女子プロサッカーのNWSLで大型トレードが発表されています。Western New York FlashのAbby WambachとSeattle ReignのSydney Lerouxの1対1の交換。米女子代表のフォワード同士の交換というのが表面上の話です。

が、です。実際にはこれはトレードでもなんでもありません。Abby Wambachが既に今季NWSLではプレーしないと宣言しています。Wambachは現在34歳、この夏の女子W杯の頃には35歳に。今季NWSLでプレーしないと言うもののひょっとしたらもう二度とNWSLではプレーしない事だってあり得る状況です。ですのでトレードだと考えれば24歳ここから脂の乗ってくるLerouxの放出はSeattle側の丸損であります。なのになぜこれをやるかというとNWSLの創設当時の選手初期配置の問題に遡ります。

NWSL創設当時に運営側がかなり恣意的に選手の配分を行いました。Wambachを出身地間近であるWestern New Yorkに配分したのと、Alex Morgan始め好選手をPortland Thornsに集中。この2チームのみが大型スタジアムを持つためここに資源を集中投入して動員の数を持ち上げようという意図がありました。創設当時はまだWambachがダントツの女子サッカーの顔でそれも地元ということで優遇されてWestern New Yorkに来た。その恩恵の裏返しでFlashだけは米女子代表のメンバーは2名配置、あとのチームは3人を得たのです。

そういう経緯があったのですがWambachがプレーしないと言い出した。これではFlashに残る米代表の主力はCarly Lloydだけになってしまう。これじゃNWSLの動員政策に大いに狂いが出る。Wambachの地元動員パワーの補充には無理でもたぶんこの夏女子W杯でスターになるであろうLerouxを入れてテコ入れしようという意図と受け取りました。
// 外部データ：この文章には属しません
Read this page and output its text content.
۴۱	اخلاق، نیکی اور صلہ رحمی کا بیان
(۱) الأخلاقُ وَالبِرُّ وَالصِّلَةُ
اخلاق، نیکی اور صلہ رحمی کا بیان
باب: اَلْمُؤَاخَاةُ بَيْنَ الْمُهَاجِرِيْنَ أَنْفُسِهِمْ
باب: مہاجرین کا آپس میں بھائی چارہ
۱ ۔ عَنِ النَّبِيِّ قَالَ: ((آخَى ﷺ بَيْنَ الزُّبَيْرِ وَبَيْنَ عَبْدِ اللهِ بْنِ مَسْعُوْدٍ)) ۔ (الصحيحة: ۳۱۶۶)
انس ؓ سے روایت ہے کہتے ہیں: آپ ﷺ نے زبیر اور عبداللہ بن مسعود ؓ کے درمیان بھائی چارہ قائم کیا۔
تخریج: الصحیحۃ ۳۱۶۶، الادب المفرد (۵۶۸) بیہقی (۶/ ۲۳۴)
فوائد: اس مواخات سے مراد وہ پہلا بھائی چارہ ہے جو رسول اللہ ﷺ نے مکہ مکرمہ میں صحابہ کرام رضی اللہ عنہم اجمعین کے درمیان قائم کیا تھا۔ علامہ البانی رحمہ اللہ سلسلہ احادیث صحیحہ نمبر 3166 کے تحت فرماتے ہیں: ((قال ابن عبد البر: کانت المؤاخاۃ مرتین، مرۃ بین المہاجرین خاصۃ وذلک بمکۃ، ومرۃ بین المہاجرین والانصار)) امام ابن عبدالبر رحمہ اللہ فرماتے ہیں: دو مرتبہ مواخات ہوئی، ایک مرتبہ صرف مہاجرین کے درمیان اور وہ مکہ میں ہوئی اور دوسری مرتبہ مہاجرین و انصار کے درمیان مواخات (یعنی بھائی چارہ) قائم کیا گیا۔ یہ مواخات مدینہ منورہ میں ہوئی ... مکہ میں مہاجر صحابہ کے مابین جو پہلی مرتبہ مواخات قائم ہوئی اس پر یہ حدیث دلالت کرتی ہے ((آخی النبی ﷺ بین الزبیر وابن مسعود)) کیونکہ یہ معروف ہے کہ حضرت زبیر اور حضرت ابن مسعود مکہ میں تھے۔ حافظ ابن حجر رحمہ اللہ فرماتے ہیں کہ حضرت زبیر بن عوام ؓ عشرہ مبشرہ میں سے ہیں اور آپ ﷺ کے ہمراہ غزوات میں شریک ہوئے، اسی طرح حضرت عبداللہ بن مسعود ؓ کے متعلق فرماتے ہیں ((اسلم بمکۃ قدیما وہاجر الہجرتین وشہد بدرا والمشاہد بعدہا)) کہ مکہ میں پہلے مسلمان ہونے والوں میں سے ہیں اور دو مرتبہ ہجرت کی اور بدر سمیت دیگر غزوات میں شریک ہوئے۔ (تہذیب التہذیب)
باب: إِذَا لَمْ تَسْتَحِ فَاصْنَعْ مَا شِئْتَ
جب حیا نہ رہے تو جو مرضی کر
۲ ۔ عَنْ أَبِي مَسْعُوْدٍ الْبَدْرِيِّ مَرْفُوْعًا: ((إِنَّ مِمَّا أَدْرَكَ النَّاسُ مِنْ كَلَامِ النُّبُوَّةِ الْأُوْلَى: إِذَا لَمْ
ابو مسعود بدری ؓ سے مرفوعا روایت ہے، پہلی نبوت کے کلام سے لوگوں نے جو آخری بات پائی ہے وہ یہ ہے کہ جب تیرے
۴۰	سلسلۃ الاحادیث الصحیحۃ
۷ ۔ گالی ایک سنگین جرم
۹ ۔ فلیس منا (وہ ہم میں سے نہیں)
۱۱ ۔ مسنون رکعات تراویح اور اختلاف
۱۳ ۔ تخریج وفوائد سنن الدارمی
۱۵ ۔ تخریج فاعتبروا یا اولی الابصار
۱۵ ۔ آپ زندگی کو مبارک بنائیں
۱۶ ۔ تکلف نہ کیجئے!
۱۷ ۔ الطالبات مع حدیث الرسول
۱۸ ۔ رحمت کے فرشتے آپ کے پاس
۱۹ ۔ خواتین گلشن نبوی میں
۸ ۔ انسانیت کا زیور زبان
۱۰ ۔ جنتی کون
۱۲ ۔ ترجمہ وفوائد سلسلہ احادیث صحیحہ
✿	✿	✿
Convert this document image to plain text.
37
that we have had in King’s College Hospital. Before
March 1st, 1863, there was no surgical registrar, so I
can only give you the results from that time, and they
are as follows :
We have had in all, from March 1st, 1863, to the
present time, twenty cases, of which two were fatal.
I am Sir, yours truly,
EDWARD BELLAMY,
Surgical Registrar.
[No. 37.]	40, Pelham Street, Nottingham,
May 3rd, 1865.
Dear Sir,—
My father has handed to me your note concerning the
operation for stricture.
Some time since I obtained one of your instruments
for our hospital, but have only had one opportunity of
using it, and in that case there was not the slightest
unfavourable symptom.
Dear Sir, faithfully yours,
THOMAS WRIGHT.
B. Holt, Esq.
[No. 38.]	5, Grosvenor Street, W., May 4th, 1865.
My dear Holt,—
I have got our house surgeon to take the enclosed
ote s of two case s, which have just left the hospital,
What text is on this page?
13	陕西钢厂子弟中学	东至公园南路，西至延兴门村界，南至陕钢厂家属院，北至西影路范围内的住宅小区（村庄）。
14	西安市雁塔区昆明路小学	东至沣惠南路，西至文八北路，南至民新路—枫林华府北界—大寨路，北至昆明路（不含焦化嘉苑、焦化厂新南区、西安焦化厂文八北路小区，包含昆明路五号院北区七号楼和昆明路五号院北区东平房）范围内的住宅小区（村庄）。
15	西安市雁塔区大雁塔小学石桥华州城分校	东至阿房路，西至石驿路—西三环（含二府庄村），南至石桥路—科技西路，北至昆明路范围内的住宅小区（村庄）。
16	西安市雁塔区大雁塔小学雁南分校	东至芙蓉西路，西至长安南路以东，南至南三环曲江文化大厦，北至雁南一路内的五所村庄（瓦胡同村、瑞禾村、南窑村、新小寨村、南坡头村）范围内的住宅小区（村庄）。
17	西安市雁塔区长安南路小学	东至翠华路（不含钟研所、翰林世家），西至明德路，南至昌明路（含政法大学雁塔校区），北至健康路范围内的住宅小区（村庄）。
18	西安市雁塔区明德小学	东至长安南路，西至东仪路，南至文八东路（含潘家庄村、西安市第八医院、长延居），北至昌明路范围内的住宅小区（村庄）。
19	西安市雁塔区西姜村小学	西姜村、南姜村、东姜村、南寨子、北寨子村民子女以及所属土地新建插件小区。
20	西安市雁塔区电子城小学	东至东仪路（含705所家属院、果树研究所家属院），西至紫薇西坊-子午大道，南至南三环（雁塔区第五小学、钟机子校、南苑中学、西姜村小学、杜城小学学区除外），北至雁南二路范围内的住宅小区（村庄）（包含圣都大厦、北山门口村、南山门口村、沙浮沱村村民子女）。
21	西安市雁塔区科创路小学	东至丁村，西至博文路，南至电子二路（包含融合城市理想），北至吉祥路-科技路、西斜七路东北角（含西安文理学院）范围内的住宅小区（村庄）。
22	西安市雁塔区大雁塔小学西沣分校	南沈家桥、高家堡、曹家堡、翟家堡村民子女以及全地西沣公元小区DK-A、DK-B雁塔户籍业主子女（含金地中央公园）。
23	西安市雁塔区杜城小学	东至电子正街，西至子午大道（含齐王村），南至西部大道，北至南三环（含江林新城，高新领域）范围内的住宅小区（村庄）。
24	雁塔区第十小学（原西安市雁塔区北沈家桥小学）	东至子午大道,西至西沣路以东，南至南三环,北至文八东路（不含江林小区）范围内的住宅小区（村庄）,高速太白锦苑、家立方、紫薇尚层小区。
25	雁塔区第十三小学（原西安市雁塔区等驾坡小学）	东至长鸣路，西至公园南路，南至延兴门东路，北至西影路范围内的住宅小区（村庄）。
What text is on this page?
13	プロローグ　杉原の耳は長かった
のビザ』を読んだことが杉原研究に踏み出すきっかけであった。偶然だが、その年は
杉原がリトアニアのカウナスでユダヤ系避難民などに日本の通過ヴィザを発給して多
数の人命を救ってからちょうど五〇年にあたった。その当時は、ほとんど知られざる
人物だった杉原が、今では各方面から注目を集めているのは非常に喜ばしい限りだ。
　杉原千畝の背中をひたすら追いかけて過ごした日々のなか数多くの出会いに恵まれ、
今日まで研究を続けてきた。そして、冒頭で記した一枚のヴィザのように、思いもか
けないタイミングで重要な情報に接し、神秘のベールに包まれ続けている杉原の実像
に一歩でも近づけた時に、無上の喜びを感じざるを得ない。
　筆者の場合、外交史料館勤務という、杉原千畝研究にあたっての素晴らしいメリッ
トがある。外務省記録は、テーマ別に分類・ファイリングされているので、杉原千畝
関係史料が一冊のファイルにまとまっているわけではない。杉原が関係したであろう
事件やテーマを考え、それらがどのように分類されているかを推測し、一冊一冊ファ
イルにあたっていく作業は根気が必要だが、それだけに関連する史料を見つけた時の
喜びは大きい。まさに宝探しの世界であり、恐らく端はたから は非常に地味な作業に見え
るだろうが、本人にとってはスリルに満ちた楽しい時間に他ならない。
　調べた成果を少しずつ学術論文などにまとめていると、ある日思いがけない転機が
で表題の件なんです。その昔、女子サッカーがプロリーグを始めた頃にはそれは女子アスリートとしては夢だったはずです。Mia Hammたちの頃は皆がプロリーグができることに感激してなんでもやるという姿勢で臨んでいたものです。WUSA, WPSと二度の女子プロリーグの崩壊を経て三度目のいまのNWSL。それにWambachは出ないとそっけなく拒否してしまうようになってしまったんですねえ。NWSLは米サッカー協会などからの資金提供もあって自分がヒーコラW杯年までプレーしまくらなくても潰れないと見越したのか、自分の地元のチームから離脱してしまう。なんか違うんじゃないかなあと思うんですが。

Wambachの離脱はW杯への準備や自分のコンディションの調整が難しくなってきたこと以外にも、Flashの同僚であるLloydとの確執(前任代表監督がWambachを代表の主力から外そうとしたときにLloydはそれを支持したとされます。その後Wambachは監督をクーデター追い落とし)もあるんでしょうし、Wambachの私的パートナー(同性婚妻)のSarah Huffmanが2013年はFlashのチームメイトだったのが2014年シーズンはPortland所属になって離ればなれになっていたのも影響したのかしなかったのか。いずれにせよ極々私的な理由しか今回の離脱にはないのです。同僚が嫌い、嫁さんと別居が嫌、疲れるから代表だけにするわ。その昔、女子リーグを成立させるためならなんでもするといった初期の選手達とは心の在りようが随分変わっちゃったんだなあと思わせられます。そういう贅沢が言えるだけの女子スポーツの状況になったことを喜ぶべきか、それとも女子サッカーで数少ないお金も知名度も得たWambachの自分勝手と取るか。W杯での米代表チーム内の微妙なひび割れにならないと良いですけど。